Il generale Figliuolo in una delle sue visite ai centri vaccinali- Sputnik Italia 1920 Covid, Figliuolo: “Possibile terza dose per i vaccini”
Evangelisti Maggiorino | 09 Giugno, 2021, 23:07

Ho sentito ora il presidente Giovanni Toti con cui abbiamo già siglato l'accordo per far sì che i piemontesi in vacanza in Liguria possano ricevere lì la seconda dose, così come per i liguri che trascorreranno le ferie in Piemonte. Lo ha detto il commissario straordinario per l'emergenza Covid, generale Francesco Paolo Figliuolo, a 24 Mattino su Radio 24. Figliuolo ha poi aggiunto che "è parere comune di tutti gli scienziati che l'abbassamento dell'ospedalizzazione, soprattutto delle terapie intensive e dei decessi, sia gran parte frutto dell'adesione dei nostri concittadini che si stanno comportando in maniera esemplare alla campagna vaccinale". Figliuolo chiarisce: "Oggi siamo a 39 milioni di somministrazioni, questo porta ad avere quasi il 48% di italiani che hanno ricevuto una prima dose con una efficienza della macchina erogatrice che va oltre il il 90%". La "macchina poderosa" della campagna vaccinale "deve procedere e condurre contestualmente a un binario di ordinaria gestione delle attività in vista dei richiami", dice Figliuolo, sottolineando l'importanza del progressivo ritorno alla normalità, nel percorso che porterà a una campagna che dovrà essere in futuro "governata dalle strutture preposte" del territorio e non più da hub. "Pfizer e Moderna hanno fornito quantitativi sostanzialmente in linea con la programmazione (8,75 milioni per Pfizer e 1,33 milioni per Moderna), mentre Vaxzevria (ex AstraZeneca), è risultata deficitaria di 1,24 milioni di dosi (4,11 milioni anziché 5,35 milioni)". "E' la bella Italia che quando si mette assieme e fa squadra, vince".

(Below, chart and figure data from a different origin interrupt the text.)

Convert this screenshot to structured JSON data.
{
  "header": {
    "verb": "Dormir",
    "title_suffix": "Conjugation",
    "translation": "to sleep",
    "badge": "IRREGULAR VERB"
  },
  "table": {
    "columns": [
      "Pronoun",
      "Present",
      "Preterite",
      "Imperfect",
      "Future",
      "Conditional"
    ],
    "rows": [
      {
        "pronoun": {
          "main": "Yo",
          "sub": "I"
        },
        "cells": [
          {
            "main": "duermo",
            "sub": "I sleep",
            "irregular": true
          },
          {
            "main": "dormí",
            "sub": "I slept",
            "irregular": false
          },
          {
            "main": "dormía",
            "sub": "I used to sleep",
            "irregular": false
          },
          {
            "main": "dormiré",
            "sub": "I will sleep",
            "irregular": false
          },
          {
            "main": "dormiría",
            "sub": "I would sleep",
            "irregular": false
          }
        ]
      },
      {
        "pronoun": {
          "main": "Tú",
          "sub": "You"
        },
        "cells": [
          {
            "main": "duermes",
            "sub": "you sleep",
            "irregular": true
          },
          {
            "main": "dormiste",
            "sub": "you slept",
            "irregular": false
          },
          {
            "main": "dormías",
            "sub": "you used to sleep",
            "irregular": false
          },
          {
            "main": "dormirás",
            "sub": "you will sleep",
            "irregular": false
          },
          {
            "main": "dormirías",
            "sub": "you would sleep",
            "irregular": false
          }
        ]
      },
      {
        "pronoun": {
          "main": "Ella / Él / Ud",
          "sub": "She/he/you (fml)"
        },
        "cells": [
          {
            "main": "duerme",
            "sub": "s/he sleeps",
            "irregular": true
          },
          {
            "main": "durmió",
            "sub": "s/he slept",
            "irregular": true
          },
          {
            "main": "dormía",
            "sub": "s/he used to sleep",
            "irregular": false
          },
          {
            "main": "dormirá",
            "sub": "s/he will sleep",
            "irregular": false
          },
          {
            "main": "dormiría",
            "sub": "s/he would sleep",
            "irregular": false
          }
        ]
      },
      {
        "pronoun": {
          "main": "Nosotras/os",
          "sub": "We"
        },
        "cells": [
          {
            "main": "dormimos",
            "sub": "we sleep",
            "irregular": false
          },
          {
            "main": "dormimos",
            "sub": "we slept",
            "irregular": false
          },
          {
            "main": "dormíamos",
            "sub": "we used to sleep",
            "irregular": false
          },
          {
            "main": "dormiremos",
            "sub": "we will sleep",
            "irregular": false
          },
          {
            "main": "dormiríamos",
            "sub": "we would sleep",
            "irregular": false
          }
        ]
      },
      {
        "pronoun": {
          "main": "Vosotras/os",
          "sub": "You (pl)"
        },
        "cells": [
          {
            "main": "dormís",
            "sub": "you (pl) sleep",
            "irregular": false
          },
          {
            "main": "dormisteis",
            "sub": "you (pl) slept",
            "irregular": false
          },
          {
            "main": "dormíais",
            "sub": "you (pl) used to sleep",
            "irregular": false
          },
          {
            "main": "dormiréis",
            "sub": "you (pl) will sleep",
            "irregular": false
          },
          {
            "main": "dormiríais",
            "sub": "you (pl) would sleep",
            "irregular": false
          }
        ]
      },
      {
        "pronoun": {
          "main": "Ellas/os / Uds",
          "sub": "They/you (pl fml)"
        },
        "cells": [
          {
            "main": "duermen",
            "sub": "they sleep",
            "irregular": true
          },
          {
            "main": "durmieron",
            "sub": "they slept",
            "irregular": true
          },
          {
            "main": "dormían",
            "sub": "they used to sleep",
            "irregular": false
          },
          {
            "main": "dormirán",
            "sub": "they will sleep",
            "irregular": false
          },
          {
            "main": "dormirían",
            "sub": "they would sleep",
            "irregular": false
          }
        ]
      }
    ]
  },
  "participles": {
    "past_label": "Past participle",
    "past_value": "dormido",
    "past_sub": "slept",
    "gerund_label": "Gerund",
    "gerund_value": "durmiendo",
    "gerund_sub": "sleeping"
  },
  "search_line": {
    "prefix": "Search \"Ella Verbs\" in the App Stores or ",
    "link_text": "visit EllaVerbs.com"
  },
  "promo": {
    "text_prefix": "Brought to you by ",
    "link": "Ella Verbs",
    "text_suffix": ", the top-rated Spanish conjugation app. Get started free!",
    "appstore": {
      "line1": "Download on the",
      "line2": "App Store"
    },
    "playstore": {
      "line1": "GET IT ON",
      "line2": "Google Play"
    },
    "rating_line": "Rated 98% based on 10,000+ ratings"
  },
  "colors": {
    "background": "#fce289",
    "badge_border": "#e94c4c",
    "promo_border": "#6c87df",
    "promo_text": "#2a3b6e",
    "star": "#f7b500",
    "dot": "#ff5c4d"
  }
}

"A mio avviso il vaccino in vacanza è più uno spot che una necessità" ha poi sottolineato.

Sull'argomento il commissario Figliuolo chiarisce: "Sicuramente il vaccino toglie la terra da sotto i piedi al virus, poi che si debbano fare discorsi di costi-benefici legati anche alla curva epidemiologica è anche questo un fatto".

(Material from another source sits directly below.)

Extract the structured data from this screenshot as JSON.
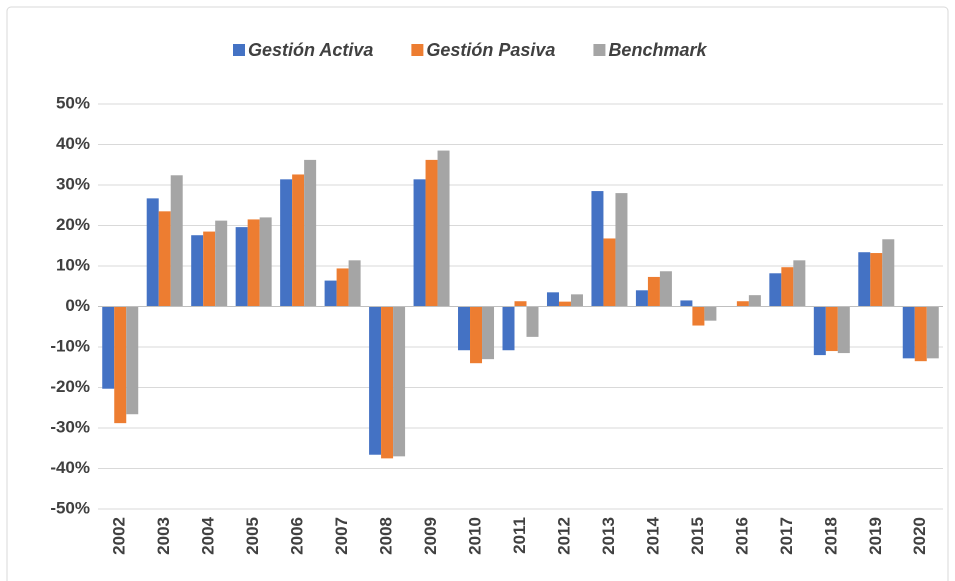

"L'attività premiale per chi si vaccina è innanzitutto su sè stesso e sulla propria famiglia, al di là dei certificati verdi o di altri tipi di premialità. Noi ci stiamo organizzando come se questo vaccino durasse un anno e stiamo già opzionando le dosi necessarie". "Dal punto di vista dei flussi informativi le procedure sono già state limate, ora le regioni le dovranno mettere in pratica". "Ritengo imprescindibile, in tale ottica, che l'esecuzione del piano vaccinale coinvolga capillarmente tutte le realtà, proprio per far sentire la presenza dello Stato e delle Istituzioni in questo momento storico di particolare difficoltà".